There were also a few instances of telling vs. showing. But in fairness, the vehicle of the story, i.e., a yacht at sea, is not as simple a story to unfold as would be an everyday town or neighborhood under siege by malevolent forces. Nor did these instances unduly impede the action.

Also, Higgins is either a brilliant researcher or has significant sailing experience or both. The descriptions of sailing principles, equipment, and challenges inform much of the drama. And though the author, via his Brad character, explains the layout of the yacht and how its equipment is operated, the jargon as well as the nomenclature of the boat’s different sections went over my head, especially as the pace of the action accelerated. However, it doesn’t impede the propulsive sense of threat the characters are under. In other words, it’s the threat that counts, not whether it occurs at the bow or the stern or starboard or port.

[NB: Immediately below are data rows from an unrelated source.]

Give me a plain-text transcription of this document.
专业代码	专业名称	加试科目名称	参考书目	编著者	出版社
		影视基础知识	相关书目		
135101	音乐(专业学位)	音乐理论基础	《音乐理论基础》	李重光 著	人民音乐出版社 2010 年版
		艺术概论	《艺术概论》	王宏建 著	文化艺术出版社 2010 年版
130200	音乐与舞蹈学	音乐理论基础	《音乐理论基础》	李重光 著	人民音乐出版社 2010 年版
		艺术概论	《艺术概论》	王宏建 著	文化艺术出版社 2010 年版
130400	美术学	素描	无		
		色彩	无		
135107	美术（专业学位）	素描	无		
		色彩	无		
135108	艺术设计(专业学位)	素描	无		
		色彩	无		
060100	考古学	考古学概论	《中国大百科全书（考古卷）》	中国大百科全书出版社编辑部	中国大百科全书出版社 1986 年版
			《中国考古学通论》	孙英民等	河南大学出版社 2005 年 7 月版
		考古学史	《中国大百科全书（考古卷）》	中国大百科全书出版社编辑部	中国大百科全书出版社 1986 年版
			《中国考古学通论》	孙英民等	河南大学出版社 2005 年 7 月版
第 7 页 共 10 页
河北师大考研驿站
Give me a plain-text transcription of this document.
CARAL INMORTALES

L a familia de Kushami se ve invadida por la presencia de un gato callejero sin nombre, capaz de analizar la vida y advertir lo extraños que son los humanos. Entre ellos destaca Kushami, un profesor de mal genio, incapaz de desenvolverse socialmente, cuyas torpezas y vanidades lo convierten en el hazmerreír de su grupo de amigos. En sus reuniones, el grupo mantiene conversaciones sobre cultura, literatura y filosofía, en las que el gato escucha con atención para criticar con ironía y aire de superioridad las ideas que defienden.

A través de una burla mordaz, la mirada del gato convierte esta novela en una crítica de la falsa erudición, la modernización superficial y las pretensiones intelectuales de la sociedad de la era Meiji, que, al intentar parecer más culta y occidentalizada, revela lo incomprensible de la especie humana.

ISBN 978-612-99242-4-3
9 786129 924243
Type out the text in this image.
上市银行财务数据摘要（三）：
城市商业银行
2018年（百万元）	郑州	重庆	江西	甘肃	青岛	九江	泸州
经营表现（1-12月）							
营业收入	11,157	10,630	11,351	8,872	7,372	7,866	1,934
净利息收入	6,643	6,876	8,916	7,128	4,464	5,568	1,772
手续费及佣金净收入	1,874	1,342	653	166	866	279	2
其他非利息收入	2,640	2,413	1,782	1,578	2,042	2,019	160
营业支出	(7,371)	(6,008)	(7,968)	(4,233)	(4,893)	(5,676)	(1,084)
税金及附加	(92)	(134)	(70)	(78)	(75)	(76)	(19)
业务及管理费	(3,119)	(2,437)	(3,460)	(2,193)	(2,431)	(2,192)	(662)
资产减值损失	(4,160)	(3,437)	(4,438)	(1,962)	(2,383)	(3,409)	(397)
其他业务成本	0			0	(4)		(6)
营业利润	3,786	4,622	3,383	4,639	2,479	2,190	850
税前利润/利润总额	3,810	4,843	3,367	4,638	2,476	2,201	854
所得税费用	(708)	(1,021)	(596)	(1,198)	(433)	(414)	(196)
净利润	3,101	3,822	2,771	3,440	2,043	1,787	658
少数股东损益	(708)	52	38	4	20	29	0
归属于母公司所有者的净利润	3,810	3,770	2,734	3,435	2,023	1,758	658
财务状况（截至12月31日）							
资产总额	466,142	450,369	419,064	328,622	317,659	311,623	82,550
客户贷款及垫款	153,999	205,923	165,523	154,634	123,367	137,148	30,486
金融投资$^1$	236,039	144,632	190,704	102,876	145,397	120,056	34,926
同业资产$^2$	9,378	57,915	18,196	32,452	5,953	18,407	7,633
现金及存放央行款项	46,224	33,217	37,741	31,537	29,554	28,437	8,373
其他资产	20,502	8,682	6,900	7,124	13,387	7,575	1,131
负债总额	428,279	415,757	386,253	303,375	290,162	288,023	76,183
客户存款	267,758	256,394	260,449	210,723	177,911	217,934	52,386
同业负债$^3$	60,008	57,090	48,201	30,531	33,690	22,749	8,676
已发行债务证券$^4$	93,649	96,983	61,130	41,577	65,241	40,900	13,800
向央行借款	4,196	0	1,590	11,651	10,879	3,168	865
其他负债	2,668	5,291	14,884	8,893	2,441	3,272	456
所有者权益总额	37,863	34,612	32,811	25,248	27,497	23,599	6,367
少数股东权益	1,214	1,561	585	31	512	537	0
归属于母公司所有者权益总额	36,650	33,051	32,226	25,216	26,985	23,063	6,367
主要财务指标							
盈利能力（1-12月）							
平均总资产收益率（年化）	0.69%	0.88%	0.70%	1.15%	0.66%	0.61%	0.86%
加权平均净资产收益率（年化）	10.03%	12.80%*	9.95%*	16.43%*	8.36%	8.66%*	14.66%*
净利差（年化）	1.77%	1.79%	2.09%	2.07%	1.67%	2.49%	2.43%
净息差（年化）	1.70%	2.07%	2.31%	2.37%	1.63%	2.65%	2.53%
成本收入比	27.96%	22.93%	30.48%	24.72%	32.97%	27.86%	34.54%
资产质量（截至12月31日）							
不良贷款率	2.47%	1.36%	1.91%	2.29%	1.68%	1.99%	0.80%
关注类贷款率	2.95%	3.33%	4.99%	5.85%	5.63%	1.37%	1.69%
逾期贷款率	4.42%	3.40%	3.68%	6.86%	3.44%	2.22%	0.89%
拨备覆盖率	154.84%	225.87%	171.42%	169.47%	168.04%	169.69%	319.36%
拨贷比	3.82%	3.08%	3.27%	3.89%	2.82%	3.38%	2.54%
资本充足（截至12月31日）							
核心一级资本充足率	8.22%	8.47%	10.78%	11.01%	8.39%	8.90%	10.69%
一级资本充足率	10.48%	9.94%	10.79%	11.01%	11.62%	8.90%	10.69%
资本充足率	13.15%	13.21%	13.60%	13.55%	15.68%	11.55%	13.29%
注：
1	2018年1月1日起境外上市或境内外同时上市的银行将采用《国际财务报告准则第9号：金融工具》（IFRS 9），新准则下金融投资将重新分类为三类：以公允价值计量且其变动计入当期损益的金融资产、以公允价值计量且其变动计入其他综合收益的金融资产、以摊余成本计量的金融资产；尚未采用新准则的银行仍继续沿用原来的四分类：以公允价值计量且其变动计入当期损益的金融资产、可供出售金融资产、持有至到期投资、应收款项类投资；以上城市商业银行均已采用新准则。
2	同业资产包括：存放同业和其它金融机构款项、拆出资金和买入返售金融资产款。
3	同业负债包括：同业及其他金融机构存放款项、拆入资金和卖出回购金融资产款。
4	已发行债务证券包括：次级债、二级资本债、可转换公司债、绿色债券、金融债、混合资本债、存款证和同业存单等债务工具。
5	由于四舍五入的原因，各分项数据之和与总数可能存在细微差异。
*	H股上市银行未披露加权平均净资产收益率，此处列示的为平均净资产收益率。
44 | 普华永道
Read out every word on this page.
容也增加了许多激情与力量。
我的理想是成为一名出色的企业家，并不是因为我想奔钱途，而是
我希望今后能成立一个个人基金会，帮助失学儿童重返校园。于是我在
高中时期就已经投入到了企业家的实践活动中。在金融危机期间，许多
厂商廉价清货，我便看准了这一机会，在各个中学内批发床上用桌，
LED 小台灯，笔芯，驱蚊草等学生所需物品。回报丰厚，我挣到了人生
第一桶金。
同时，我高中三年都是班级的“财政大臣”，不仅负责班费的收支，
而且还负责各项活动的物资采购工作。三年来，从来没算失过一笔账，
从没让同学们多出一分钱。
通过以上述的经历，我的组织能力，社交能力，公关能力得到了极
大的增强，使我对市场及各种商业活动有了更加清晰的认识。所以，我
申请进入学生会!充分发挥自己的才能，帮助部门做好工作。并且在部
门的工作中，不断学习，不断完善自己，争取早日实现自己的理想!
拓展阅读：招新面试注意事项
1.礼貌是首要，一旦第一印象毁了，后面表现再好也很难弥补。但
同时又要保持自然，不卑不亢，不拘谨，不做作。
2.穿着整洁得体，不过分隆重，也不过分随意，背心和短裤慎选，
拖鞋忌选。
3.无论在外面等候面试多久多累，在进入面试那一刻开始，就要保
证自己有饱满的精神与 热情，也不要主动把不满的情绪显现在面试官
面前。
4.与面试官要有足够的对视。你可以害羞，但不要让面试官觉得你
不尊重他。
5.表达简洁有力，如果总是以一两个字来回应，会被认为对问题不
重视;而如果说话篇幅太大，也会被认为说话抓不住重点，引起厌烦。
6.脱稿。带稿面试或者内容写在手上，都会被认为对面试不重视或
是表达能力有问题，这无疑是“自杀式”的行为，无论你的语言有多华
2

“Furious” is a gripping, exciting, page-turner. The plot is well-executed and the characters sharply drawn. The protagonist, Dagny Steele, is thankfully given an inner landscape beyond the usual tropes for female characters in thrillers. You will care for her, fear for her, and urge her on.

I give the book four-and-a-half stars out of five. When I publish this review, you may see five stars for the simple reason some sites don’t accommodate half-star rating.

I anticipate the reading public will anxiously await the next from Jeffrey James Higgins. For certain, I will.

But first, feast on Furious: Sailing into Terror.

I may also suggest you not read this in bed at night.